Damit meinte er, dass wenn Nachbarländer wie etwa Deutschland oder Tschechien gerade den Lockdown verlängern und nicht lockern, es aus seiner Sicht „gefährlich“ sei, wenn Österreich in die andere Richtung gehen würde und womöglich die „Quelle neuer Infektionen“ darstelle, hatte Wagner am Vortag erklärt.
Es ist ganz wichtig, dass Home-Office eingeführt wird und auch verpflichtend gemacht wird. All diese Eltern können und sollten dann Kinder auch zu Hause betreuen.
Schonungslose Forderung von MedUni-Wien-Vizerektor Oswald Wagner
Eine klare, eindringliche Forderung richtete Vizerektor Wagner außerdem an die Politik, was die Einschränkung der Bewegungen der Bevölkerung angeht. Dazu sei es vor allem notwendig, Home-Office zur Pflicht zu machen (dort wo es möglich ist). Dies sei auch in Hinblick auf die Schulen und Kindergärten wichtig, wo derzeit teils deutlich über 50 Prozent der Kinder zur Betreuung anwesend sind. „Dass so viele Kinder in den Kindergärten und Schulen in Betreuung sind, hängt ja auch damit zusammen, dass die Eltern arbeiten gehen. Es ist ganz wichtig, dass Home-Office eingeführt wird und auch verpflichtend gemacht wird. All diese Eltern können und sollten dann Kinder auch zu Hause betreuen“, betonte der Experte.

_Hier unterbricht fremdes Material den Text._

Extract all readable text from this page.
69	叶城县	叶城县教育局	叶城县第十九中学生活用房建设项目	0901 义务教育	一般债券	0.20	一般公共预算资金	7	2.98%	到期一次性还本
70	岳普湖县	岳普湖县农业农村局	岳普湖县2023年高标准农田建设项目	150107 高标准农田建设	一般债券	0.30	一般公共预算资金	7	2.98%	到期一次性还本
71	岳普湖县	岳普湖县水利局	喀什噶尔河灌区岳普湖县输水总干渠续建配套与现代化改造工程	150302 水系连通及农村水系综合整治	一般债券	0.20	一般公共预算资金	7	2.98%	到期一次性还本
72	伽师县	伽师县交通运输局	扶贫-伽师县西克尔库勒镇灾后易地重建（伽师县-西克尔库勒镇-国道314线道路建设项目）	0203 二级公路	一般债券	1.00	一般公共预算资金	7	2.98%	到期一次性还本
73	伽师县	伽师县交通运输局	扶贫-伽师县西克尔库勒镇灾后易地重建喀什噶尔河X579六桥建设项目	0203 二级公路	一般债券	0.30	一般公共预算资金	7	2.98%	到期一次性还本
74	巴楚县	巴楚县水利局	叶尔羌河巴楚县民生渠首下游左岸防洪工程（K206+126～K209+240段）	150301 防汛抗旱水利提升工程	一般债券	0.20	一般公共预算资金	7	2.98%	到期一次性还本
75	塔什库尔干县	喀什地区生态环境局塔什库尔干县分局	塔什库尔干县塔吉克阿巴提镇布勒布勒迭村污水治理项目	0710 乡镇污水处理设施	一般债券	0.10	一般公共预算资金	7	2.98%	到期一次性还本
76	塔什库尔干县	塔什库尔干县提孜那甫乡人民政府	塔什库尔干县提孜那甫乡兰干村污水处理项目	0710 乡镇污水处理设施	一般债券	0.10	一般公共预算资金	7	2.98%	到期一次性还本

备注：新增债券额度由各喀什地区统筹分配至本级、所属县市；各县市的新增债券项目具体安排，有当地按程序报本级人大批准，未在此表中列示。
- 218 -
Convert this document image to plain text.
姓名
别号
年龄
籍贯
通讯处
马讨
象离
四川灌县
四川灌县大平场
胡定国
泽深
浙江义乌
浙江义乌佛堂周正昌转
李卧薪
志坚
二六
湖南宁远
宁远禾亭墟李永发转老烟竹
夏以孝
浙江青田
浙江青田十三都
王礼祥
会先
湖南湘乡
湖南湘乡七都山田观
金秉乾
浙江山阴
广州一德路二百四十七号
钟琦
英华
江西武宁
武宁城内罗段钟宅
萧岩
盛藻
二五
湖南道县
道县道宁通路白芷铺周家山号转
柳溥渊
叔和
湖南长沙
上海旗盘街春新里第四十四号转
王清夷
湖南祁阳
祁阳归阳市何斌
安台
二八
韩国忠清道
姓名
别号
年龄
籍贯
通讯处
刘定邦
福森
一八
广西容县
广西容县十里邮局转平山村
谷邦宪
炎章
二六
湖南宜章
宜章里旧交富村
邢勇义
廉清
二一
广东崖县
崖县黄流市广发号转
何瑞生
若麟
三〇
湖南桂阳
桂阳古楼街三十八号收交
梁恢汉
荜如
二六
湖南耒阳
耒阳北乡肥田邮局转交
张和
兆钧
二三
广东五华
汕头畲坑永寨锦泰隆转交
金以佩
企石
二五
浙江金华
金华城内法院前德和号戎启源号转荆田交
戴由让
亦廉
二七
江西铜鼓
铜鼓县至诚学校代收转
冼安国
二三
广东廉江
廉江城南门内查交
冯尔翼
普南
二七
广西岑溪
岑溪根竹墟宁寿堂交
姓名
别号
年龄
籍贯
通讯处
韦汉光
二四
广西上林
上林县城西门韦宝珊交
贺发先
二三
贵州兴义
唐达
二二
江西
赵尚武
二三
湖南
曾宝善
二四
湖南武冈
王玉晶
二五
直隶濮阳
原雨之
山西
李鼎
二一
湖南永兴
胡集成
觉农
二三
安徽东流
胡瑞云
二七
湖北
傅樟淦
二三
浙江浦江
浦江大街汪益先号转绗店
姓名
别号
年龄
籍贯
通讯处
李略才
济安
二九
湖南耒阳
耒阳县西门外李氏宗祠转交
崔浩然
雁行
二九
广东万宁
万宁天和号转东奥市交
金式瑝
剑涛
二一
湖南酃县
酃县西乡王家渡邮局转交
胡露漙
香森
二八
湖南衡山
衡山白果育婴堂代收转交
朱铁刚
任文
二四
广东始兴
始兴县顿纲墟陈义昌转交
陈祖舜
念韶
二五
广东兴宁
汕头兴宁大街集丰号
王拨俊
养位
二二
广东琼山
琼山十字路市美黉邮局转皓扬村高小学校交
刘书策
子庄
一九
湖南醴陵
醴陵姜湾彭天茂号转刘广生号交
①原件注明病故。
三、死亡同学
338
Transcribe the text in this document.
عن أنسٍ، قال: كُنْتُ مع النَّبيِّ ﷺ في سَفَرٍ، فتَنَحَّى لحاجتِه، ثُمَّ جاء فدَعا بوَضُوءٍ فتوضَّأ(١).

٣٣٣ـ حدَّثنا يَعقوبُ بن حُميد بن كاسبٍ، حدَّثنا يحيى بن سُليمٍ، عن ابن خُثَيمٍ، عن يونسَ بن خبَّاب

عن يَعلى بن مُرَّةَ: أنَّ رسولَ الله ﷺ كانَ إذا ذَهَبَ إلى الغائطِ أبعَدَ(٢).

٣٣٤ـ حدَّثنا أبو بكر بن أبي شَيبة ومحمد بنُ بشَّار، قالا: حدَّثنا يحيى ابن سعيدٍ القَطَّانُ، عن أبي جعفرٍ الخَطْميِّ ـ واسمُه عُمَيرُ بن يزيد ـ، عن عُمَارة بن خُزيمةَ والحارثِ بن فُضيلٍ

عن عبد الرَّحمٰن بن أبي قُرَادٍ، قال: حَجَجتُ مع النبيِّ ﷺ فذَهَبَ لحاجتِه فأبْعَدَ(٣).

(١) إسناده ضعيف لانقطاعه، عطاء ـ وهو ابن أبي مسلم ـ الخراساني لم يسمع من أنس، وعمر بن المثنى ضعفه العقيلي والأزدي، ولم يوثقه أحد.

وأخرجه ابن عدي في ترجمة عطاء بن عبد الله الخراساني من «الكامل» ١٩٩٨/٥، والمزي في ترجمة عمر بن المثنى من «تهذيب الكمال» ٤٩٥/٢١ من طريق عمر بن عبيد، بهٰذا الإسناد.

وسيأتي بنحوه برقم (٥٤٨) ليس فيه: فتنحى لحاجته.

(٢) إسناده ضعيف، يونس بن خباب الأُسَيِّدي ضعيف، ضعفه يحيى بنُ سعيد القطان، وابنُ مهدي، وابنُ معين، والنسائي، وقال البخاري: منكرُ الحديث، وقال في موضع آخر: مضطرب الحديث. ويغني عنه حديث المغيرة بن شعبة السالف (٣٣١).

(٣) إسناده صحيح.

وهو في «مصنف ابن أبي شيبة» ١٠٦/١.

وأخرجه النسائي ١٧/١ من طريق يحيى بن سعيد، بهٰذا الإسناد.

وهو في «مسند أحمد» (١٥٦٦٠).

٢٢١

Video: Experte Herwig Ostermann bei der Pressekonferenz
Video: Der Statistiker Erich Neuwirth wurde zugeschaltet
Auch Landeshauptleute überzeugt, dass keine Lockerungen kommen
Eine Entscheidung über die weitere Vorgangsweise soll seitens der Regierung am Sonntag verkündet werden. Bereits am Freitagabend wurde nach einem Gespräch zwischen Bundeskanzler Sebastian Kurz (ÖVP) und den Landeshauptleuten klar, dass es wohl zu keiner Aufweichung der Maßnahmen kommen wird. Nach dem Expertengespräch, zu dem auch die Landeshauptleute zugeschaltet waren, stand am Vormittag noch ein Gespräch mit den Sozialpartnern auf dem Plan, im Laufe des Tages soll es dann eine weitere Videokonferenz mit den Landeshauptleuten geben.